Ideals grounded in Manifest Destiny usher the environmental movement into conservation as an action task.
“America’s Best Idea” in reference to environmental stewardship and public ownership in the forms of national parks, forests, and game refuges.
Madison Grant, instrumental in creating the Bronx Zoo, was recognized for something more troubling - his 1916 book “The Passing of the Great Race, or The Racial Basis of European History.” This book will go on to be praised by Theodore Roosevelt, Adolf Hitler and Henry Fairfield Osborn.
Trophy hunting and preservation often went hand in hand for many of the conservationists.
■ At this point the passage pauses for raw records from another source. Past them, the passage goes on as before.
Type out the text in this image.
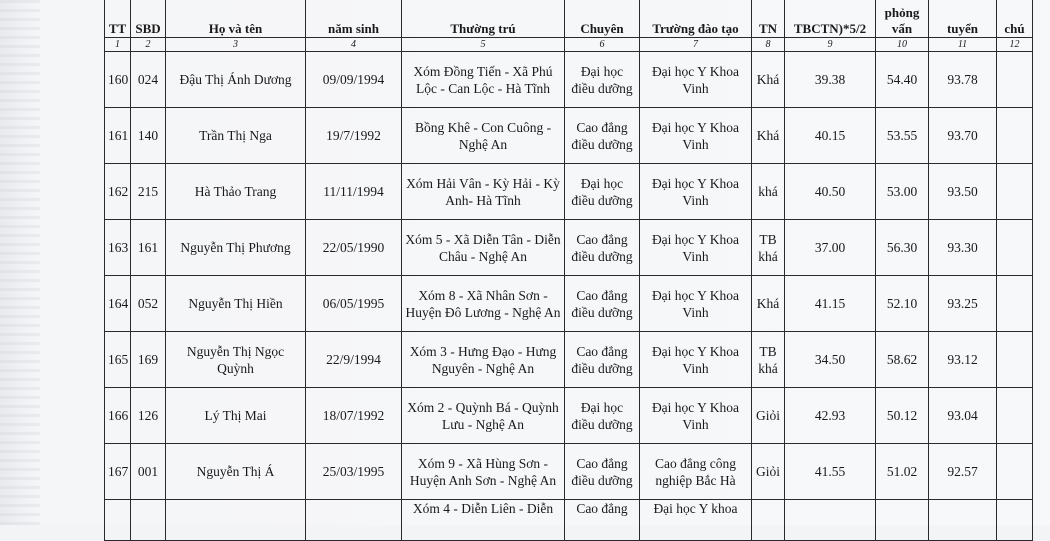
TT	SBD	Họ và tên	năm sinh	Thường trú	Chuyên	Trường đào tạo	TN	TBCTN)*5/2	phỏng vấn	tuyển	chú
1	2	3	4	5	6	7	8	9	10	11	12
160	024	Đậu Thị Ánh Dương	09/09/1994	Xóm Đồng Tiến - Xã Phú Lộc - Can Lộc - Hà Tĩnh	Đại học điều dưỡng	Đại học Y Khoa Vinh	Khá	39.38	54.40	93.78	
161	140	Trần Thị Nga	19/7/1992	Bồng Khê - Con Cuông - Nghệ An	Cao đẳng điều dưỡng	Đại học Y Khoa Vinh	Khá	40.15	53.55	93.70	
162	215	Hà Thảo Trang	11/11/1994	Xóm Hải Vân - Kỳ Hải - Kỳ Anh- Hà Tĩnh	Đại học điều dưỡng	Đại học Y Khoa Vinh	khá	40.50	53.00	93.50	
163	161	Nguyễn Thị Phương	22/05/1990	Xóm 5 - Xã Diễn Tân - Diễn Châu - Nghệ An	Cao đẳng điều dưỡng	Đại học Y Khoa Vinh	TB khá	37.00	56.30	93.30	
164	052	Nguyễn Thị Hiền	06/05/1995	Xóm 8 - Xã Nhân Sơn - Huyện Đô Lương - Nghệ An	Cao đẳng điều dưỡng	Đại học Y Khoa Vinh	Khá	41.15	52.10	93.25	
165	169	Nguyễn Thị Ngọc Quỳnh	22/9/1994	Xóm 3 - Hưng Đạo - Hưng Nguyên - Nghệ An	Cao đẳng điều dưỡng	Đại học Y Khoa Vinh	TB khá	34.50	58.62	93.12	
166	126	Lý Thị Mai	18/07/1992	Xóm 2 - Quỳnh Bá - Quỳnh Lưu - Nghệ An	Đại học điều dưỡng	Đại học Y Khoa Vinh	Giỏi	42.93	50.12	93.04	
167	001	Nguyễn Thị Á	25/03/1995	Xóm 9 - Xã Hùng Sơn - Huyện Anh Sơn - Nghệ An	Cao đẳng điều dưỡng	Cao đẳng công nghiệp Bắc Hà	Giỏi	41.55	51.02	92.57	
				Xóm 4 - Diễn Liên - Diễn	Cao đẳng	Đại học Y khoa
While the moose, the mountain goat, and the redwood tree necessitated protection due to their nobility, the elk and the buffalo were preserved to be killed.

The unfortunate connection between nature conservationists and eugenics supporting academics meant that the idea of preservation was also applied to human genetics. Ideas such as fearing “race suicide” (women of Northern European ancestry avoiding bearing children) and halting “physically unhealthy people” from reproducing becomes popular.
John Muir, founder of the Sierra Club, led forest preservation to escape lowland life “see the face of God in the high country.” However, the same man that empathized with bears and animals was quick to dehumanize and dismiss indigenous Americans, thus displacing them even more.